Starting Your Book: Three Blocks to Smash

TMI! Don’t let too much advice about book openings stun you into silence! Starting your book today smashes the blocks!

 

 

 

 

The idea of starting your book is often held at bay by three simple blocks. Avoid them!

  1. Panic.

Don’t Let panic keep you from starting your book!

This means

  • don’t look up 5 million Google listings on how to create a famous opening line
  • don’t chew your fingernails over point of view, characterization, or other craft issues
  • don’t sign up for conferences, workshops, classes, and/or university MFA programs

These activities are procrastination. Any activity except writing is not writing!

Just write. Start your book with anything. Picture your character in trouble and start writing her or him out of it. If you can’t think of a first word, steal a beginning. It isn’t plagiarism if you revise before you publish.

Here’s an infamous book opening by Edward Bulwer-Lytton:

It was a dark and stormy night; the rain fell in torrents — except at occasional intervals, when it was checked by a violent gust of wind which swept up the streets (for it is in –pick your own city– that our scene lies), rattling along the housetops, and fiercely agitating the scanty flame of the lamps that struggled against the darkness.

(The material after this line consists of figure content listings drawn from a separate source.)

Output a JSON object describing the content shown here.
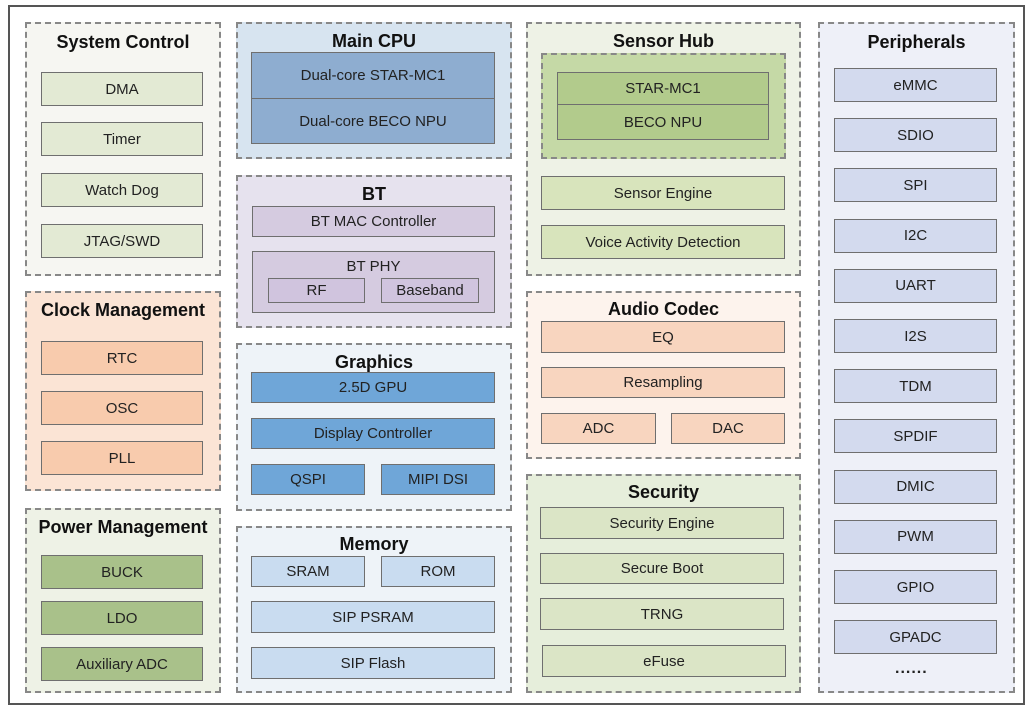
{
  "colors": {
    "system_control_item": "#e3ead4",
    "clock_item": "#f8cbad",
    "power_item": "#a9c18a",
    "cpu_item": "#8eadd0",
    "bt_item": "#d5cbe0",
    "graphics_item": "#6fa6d8",
    "memory_item": "#c9dcf0",
    "sensor_item": "#d8e4bc",
    "sensor_core": "#b2cb8c",
    "audio_item": "#f8d5bf",
    "security_item": "#dbe5c6",
    "peripheral_item": "#d3daee"
  },
  "system_control": {
    "title": "System Control",
    "items": [
      "DMA",
      "Timer",
      "Watch Dog",
      "JTAG/SWD"
    ]
  },
  "clock_management": {
    "title": "Clock Management",
    "items": [
      "RTC",
      "OSC",
      "PLL"
    ]
  },
  "power_management": {
    "title": "Power Management",
    "items": [
      "BUCK",
      "LDO",
      "Auxiliary ADC"
    ]
  },
  "main_cpu": {
    "title": "Main CPU",
    "items": [
      "Dual-core STAR-MC1",
      "Dual-core BECO NPU"
    ]
  },
  "bt": {
    "title": "BT",
    "mac": "BT MAC Controller",
    "phy": "BT PHY",
    "rf": "RF",
    "baseband": "Baseband"
  },
  "graphics": {
    "title": "Graphics",
    "items": [
      "2.5D GPU",
      "Display Controller",
      "QSPI",
      "MIPI DSI"
    ]
  },
  "memory": {
    "title": "Memory",
    "items": [
      "SRAM",
      "ROM",
      "SIP PSRAM",
      "SIP Flash"
    ]
  },
  "sensor_hub": {
    "title": "Sensor Hub",
    "cores": [
      "STAR-MC1",
      "BECO NPU"
    ],
    "items": [
      "Sensor Engine",
      "Voice Activity Detection"
    ]
  },
  "audio_codec": {
    "title": "Audio Codec",
    "items": [
      "EQ",
      "Resampling",
      "ADC",
      "DAC"
    ]
  },
  "security": {
    "title": "Security",
    "items": [
      "Security Engine",
      "Secure Boot",
      "TRNG",
      "eFuse"
    ]
  },
  "peripherals": {
    "title": "Peripherals",
    "items": [
      "eMMC",
      "SDIO",
      "SPI",
      "I2C",
      "UART",
      "I2S",
      "TDM",
      "SPDIF",
      "DMIC",
      "PWM",
      "GPIO",
      "GPADC"
    ],
    "more": "......"
  }
}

Now keep writing with your own character. That’s how a writing prompt works.

  1. Overcrowding.

When starting your book, don’t introduce more than two or three characters except as a background crowd (Five thousand people stomped their feet, yelled, and Ellen began to fear the stadium itself would collapse). A milling throng at a rock concert can provide tension, but don’t try to introduce the names of a dozen people attending with the central character.

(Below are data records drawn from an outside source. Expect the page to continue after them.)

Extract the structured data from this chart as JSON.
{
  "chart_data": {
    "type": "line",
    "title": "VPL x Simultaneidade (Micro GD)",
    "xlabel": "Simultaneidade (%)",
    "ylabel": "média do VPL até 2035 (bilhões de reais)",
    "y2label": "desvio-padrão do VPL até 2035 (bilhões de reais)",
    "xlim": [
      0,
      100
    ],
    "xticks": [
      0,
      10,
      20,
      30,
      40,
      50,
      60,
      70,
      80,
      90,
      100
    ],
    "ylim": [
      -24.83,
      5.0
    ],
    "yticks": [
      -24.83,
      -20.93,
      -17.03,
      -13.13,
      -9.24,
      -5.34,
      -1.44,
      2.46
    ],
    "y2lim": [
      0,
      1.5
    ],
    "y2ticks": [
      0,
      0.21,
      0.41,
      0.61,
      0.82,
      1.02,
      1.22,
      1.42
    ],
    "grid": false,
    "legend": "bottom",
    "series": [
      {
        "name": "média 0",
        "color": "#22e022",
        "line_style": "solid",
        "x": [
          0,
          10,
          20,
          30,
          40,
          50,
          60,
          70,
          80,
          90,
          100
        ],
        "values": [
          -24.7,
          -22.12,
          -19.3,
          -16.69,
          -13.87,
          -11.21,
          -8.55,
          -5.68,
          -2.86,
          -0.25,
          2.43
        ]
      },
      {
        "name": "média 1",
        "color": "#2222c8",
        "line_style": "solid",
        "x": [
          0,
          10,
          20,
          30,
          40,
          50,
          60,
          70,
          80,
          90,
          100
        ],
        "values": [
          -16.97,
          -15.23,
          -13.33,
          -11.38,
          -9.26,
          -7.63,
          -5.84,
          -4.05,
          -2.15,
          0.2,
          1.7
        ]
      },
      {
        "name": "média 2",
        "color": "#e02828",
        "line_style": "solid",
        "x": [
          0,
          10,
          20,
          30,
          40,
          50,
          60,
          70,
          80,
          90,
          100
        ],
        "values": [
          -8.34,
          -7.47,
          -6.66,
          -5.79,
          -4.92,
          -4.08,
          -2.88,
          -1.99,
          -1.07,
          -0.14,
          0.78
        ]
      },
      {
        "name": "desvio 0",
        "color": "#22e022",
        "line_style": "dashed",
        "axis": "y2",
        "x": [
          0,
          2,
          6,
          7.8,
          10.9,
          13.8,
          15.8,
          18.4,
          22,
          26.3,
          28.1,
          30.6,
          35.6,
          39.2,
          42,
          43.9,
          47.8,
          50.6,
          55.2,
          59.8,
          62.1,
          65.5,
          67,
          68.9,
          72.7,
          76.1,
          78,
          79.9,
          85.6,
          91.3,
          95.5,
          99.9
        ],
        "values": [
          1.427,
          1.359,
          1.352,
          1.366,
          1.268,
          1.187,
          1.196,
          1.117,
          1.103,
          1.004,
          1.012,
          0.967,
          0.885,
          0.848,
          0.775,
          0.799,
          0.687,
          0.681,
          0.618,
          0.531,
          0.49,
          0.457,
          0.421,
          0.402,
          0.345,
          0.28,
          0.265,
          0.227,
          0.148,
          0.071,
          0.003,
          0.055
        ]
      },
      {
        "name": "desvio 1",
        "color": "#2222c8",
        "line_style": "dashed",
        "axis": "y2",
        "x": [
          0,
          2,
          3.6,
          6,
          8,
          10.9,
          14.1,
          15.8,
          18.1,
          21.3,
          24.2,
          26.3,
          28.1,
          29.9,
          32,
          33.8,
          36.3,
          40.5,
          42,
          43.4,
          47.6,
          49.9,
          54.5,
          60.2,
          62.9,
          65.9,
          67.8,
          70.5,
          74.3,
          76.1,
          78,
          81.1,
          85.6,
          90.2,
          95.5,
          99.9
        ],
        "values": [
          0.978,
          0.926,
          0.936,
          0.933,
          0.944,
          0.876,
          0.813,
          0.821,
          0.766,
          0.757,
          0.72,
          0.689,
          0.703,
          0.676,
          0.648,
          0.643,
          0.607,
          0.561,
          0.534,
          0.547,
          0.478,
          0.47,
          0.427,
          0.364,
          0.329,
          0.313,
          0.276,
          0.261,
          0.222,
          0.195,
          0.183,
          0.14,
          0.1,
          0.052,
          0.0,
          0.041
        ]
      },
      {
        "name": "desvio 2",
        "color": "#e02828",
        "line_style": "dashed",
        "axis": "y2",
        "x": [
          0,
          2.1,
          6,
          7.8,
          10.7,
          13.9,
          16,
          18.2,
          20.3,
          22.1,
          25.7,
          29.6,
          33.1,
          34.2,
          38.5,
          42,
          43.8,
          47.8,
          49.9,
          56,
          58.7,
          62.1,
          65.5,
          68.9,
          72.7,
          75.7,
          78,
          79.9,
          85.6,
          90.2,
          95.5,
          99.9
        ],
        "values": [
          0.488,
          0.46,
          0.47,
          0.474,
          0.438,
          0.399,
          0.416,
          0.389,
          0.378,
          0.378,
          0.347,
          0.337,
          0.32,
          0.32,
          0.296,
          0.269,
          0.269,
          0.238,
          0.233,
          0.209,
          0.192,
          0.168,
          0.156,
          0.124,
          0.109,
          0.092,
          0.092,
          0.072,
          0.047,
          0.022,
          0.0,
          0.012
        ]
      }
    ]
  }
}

Trying to balance too many primary characters is tiring for both the author and the readers.

Be a good host

Think about hosting a party. A guest shows up, someone you met in your apartment building, but she knows no one at the party. Greet her, let her know where the food, drink, and bathroom are. Introduce her to a small conversational grouping. Provide snippets of conversational tidbits about each person as you introduce them.

That’s good hosting etiquette.

Avoid those broad, sweeping introductions of “Hey, everybody! This is Jan. Make her welcome!”

That’s a good way to send Jan back to her cozy apartment.

You’re the host for your readers. Let them get to know a character or two before you throw other people at them or your own brain. Make them welcome by giving them some familiar grabbing points for the start. The “dark and stormy night” above might not win awards for innovation but all readers are familiar with stormy nights.

Even if you’re starting your book about a strange planet or the future, you can provide clues. The following is the opening to my new novel Quantum Consequences, which takes place in Seattle in 2029:

Vala jacked her pod into one of the few slots available at the Pike’s Place Market floating lot and clambered out. The weekend before the Fourth of July had all of Seattle jammed, including parking lots, not with individual pods, such as Vala Glen’s, so much as extra renta-chairs, carts, and scootbots. Even the glide-walks were jammed with people, hopeful tourists or holiday-crazed locals.

The Fourth of July is familiar, as are crowds and Seattle. Other details set up the idea of changes. With luck, the reader isn’t lost yet. The central character is the only one named, and her name appears twice.

  1. Following the “rules.”

When starting your book, ignore rules (except for mine, of course). Don’t exclude, limit,or conform when you first start a book.

You and your book need to fly free for a while. This first draft won’t be your last draft (or shouldn’t be).

You don’t need to be limited to “what you know.” You don’t need to have a story arc worked out. You don’t have to know the end. You don’t have to even know your genre or market at this point.

Allow the book to surprise you, and you’ll have a better chance of surprising readers.

After you have started your book, write a little every day. If you have trouble “getting to it,” limit your time. Write no more than 10 minutes a day. That will be enough to keep the book in your thoughts but not so much that you feel as though you need a huge block of time to write.

Just keep moving forward. The writing doesn’t have to be brilliant. The spelling doesn’t have to be correct. The setting details don’t have to be accurate. The plot doesn’t have to make sense.

But your story needs to be told. Just tell it the way you would to your friend over lunch.

Everything else is revision.

Take the plunge and start writing your book now! Don’t turn your back on the excitement of what’s waiting below the surface.